Disturbingly, RSA figures suggest about 17 per cent of existing jobs are at high risk of automation and now at high risk from Covid-19. That suggests around 5.5 million people are at risk of not only losing their jobs today – but of seeing their jobs disappear permanently. Clearly not all of those jobs at risk will go; but similarly dramatic structural changes to the economy have happened in living memory. The dramatic decline of manufacturing in the early 1980s saw around two million jobs disappear, not to return, leaving a legacy of concentrated economic decline that persists to this day. Covid-19 at least threatens something on a similar scale. When the Chancellor, Rishi Sunak, talks about “non-viable” jobs, this is the potential for devastation that lurks behind his soundbites. 

This is not inevitable. The RSA suggests that targeted support for affected industries, and better training options would help, and both would.

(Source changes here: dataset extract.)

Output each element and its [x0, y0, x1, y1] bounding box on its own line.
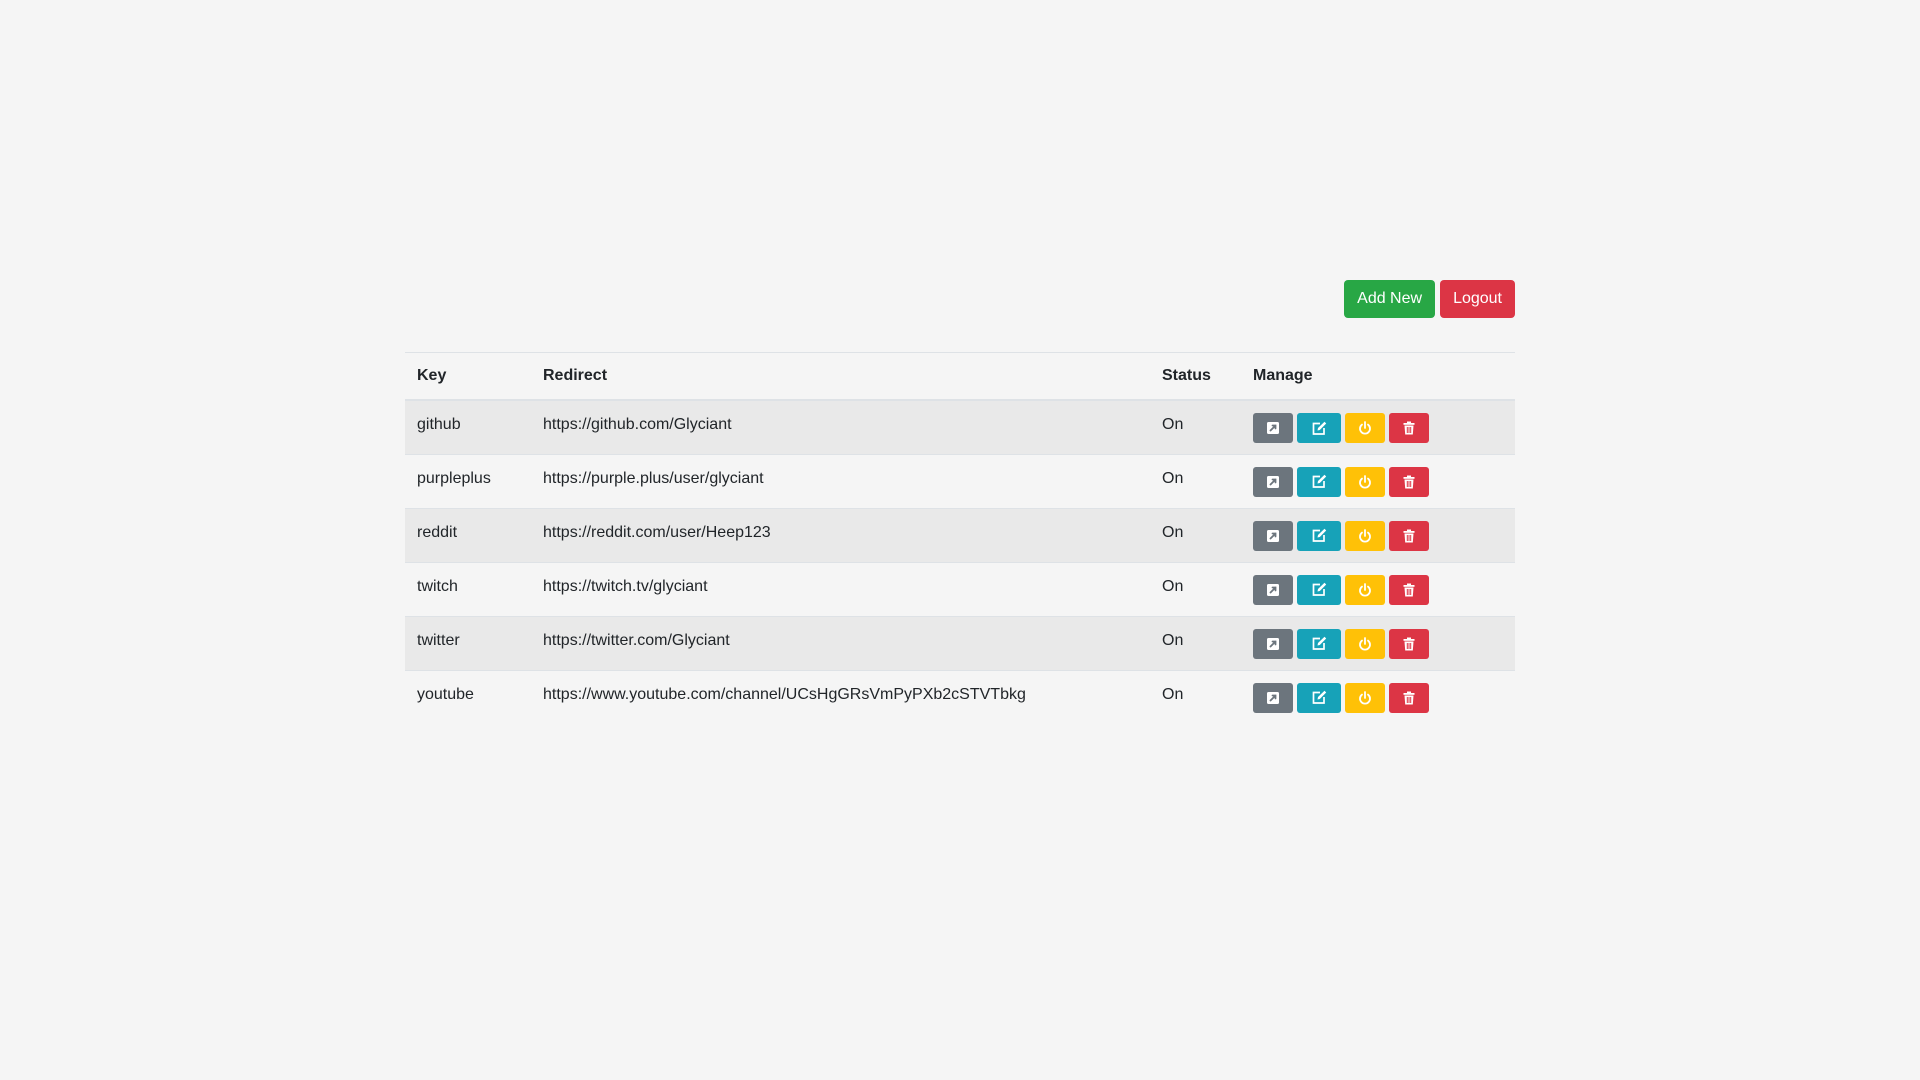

But confronted by the scale of Covid-19, we need to think beyond these more traditional measures: not just allocating people into work – suitably trained and supported – but thinking about how to allocate work to people; of redistributing not only income from work, as the tax system currently does, but creating a fairer distribution of work itself. 

Support for short-time working, deeply flawed as the government’s current implementation is, at least points towards a future where the five-day working week need no longer be the norm. Universal Basic Income, increasingly recognised as an essential insurance in a world of increasing insecurity, can also be the foundation for a society where paid employment no longer almost completely defines our lives and our society. It would take a leap of political imagination to shift how we think about work, but confronted with a crisis on this scale, that leap may now be necessary.